Buy ITC Ltd For Target Rs. 283 - Yes Securities
Solid recovery led by cigarettes and paperboards; improving outlook; reiterate BUY
Result Highlights
* Result summary – Revenue growth of 37% YoY led by cigarettes/paperboards and steady performance from FMCG and Agri business. EBITDA margin contracted by 90bps QoQ however improved by 300bps YoY due to operating leverage. The margin is still below pre‐Covid levels owing to inflation in input cost. Subdued margin together with lower other income resulted from lower market yields translated into PAT growth of 29% on 26% decline in base quarter.
* Segmental performance – Cigarettes saw 32.9% revenue and 36.7% EBIT growth, FMCG saw 10.4% revenue and 38.3% EBIT growth, hotels saw 5.6x jump in revenue on Covid‐led washout in base quarter and loss of Rs 1515mn at EBIT level, agribusiness saw 9.2% revenue and 9.5% EBIT growth and paper saw 54.2% revenue growth with massive 145% EBIT growth due to operating efficiency.
* Other highlights – Cigarette volume growth of around 32% with pricing/mix constituent deteriorating to 1% marginal with 180bps surge in EBIT margins, FMCG continued strong sequential momentum with discretionary/OOH impacted by 2nd wave and normalization in staples/foods while margins expand by 100bps to 4.7%, hotel losses reduce, paper margins reached record levels of 25% while agribusiness margins were flat at 4.8%.
Valuation and view
Overall strong quarter performance with beat on revenue while margins remain well below normal as input cost pressures continue to derail operating performance.

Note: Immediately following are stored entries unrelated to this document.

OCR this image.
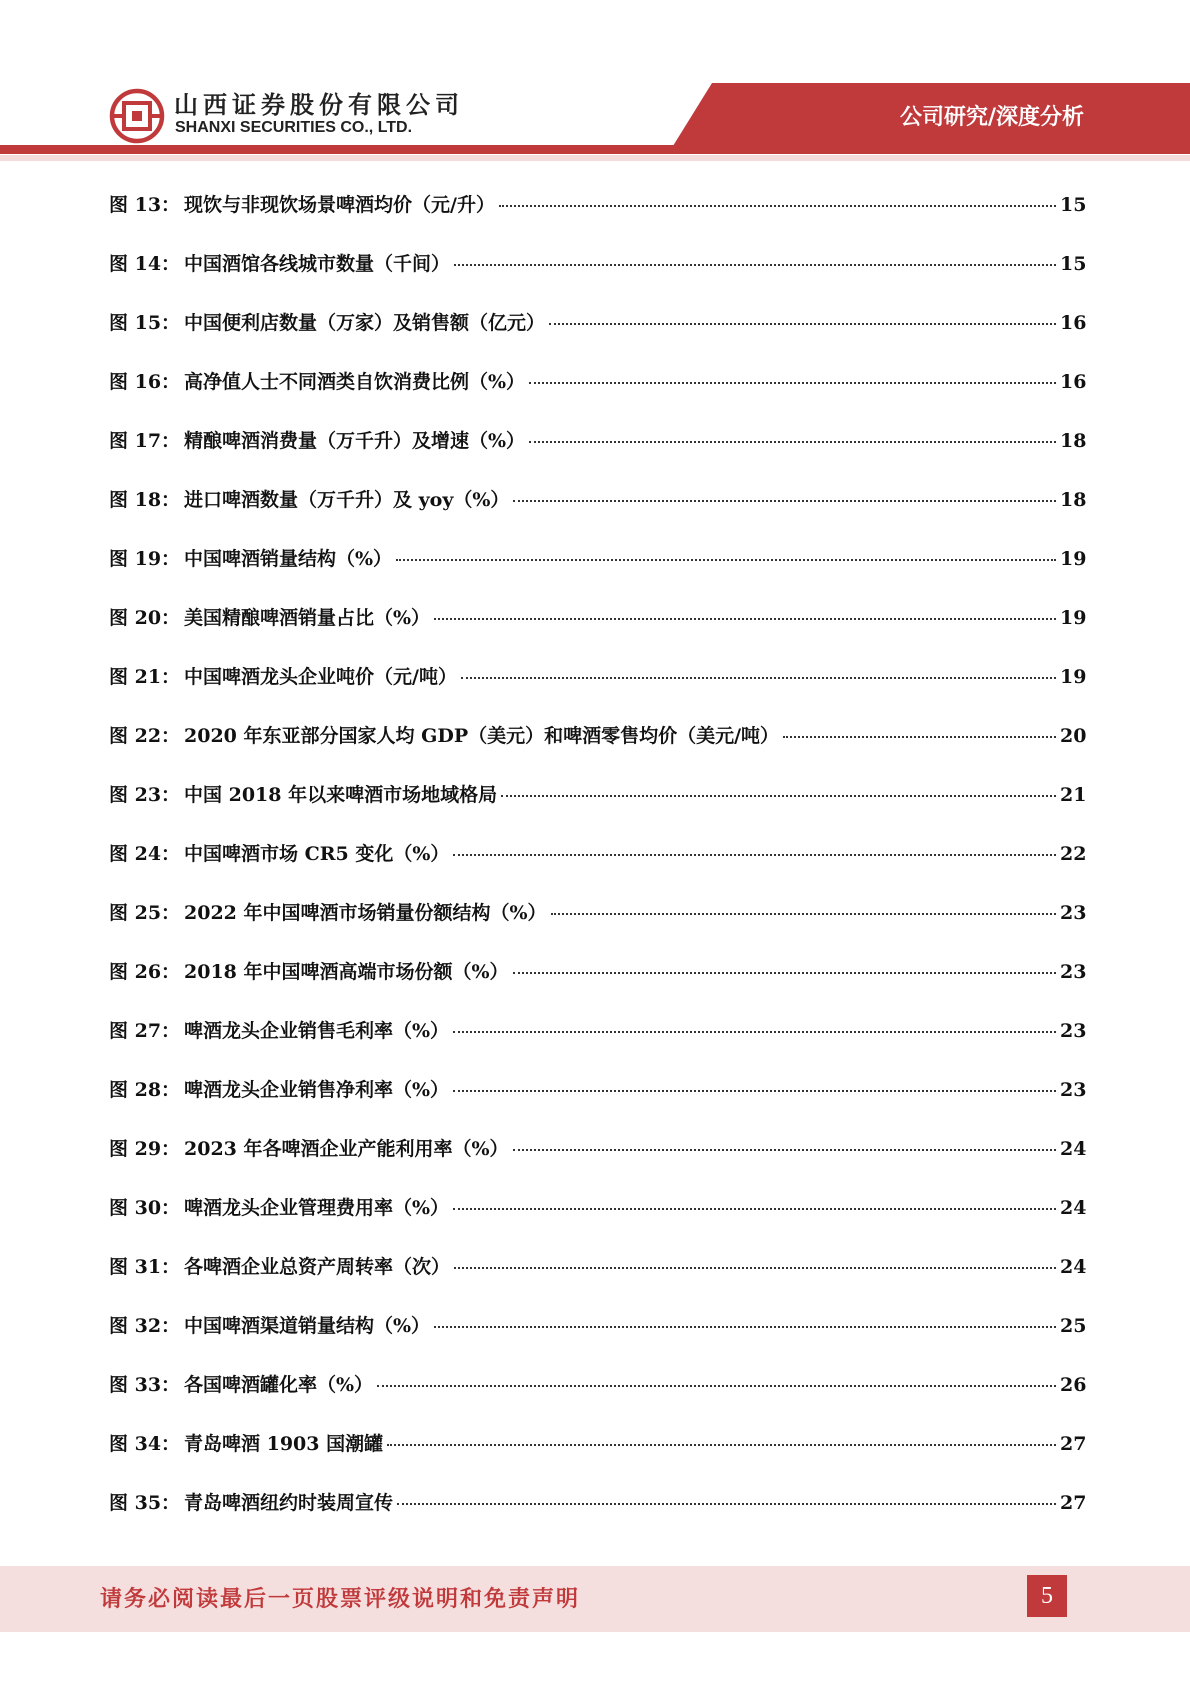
公司研究/深度分析
山西证券股份有限公司
SHANXI SECURITIES CO., LTD.
图 13： 现饮与非现饮场景啤酒均价（元/升）	15
图 14： 中国酒馆各线城市数量（千间）	15
图 15： 中国便利店数量（万家）及销售额（亿元）	16
图 16： 高净值人士不同酒类自饮消费比例（%）	16
图 17： 精酿啤酒消费量（万千升）及增速（%）	18
图 18： 进口啤酒数量（万千升）及 yoy（%）	18
图 19： 中国啤酒销量结构（%）	19
图 20： 美国精酿啤酒销量占比（%）	19
图 21： 中国啤酒龙头企业吨价（元/吨）	19
图 22： 2020 年东亚部分国家人均 GDP（美元）和啤酒零售均价（美元/吨）	20
图 23： 中国 2018 年以来啤酒市场地域格局	21
图 24： 中国啤酒市场 CR5 变化（%）	22
图 25： 2022 年中国啤酒市场销量份额结构（%）	23
图 26： 2018 年中国啤酒高端市场份额（%）	23
图 27： 啤酒龙头企业销售毛利率（%）	23
图 28： 啤酒龙头企业销售净利率（%）	23
图 29： 2023 年各啤酒企业产能利用率（%）	24
图 30： 啤酒龙头企业管理费用率（%）	24
图 31： 各啤酒企业总资产周转率（次）	24
图 32： 中国啤酒渠道销量结构（%）	25
图 33： 各国啤酒罐化率（%）	26
图 34： 青岛啤酒 1903 国潮罐	27
图 35： 青岛啤酒纽约时装周宣传	27
请务必阅读最后一页股票评级说明和免责声明	5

Cigarette volumes were up ~32%, a continuation of sequential improvement coupled with some deterioration in mix as well. We expect low double‐digit growth in cigarettes from a favorable base and normalized growth rates in agribusiness and FMCG, in addition to margin improvement especially in cigarettes with positive operating leverage and a better mix. Hotels business should improve steadily while Paper business margin reinforces confidence in ITC’s focus to enhance competitiveness. ITC’s FY21 dividend payout ratio reached 100%, which has kept dividend yield for the stock ~5%. We build in 8%/10%/9% revenue/EBITDA/PAT CAGR for the company over FY21‐24E.
We reiterate our BUY rating and a TP of Rs 283 based on 20x FY24E earnings, a significant discount of 50‐60% to sector peers and a 15% discount to its own long‐term average multiple. We also believe concerns on ESG and FMCG business growth/margin trajectory are overdone. A favorable outlook and gradually improving capital allocation are setting a good backdrop for the stock to finally start performing and begin the long‐awaited re‐rating journey. The cheap valuations, strong volume growth outlook for cigarettes in 2HFY22 given low base and benign taxation and strong cash flow yield of 6% provide strong downside support.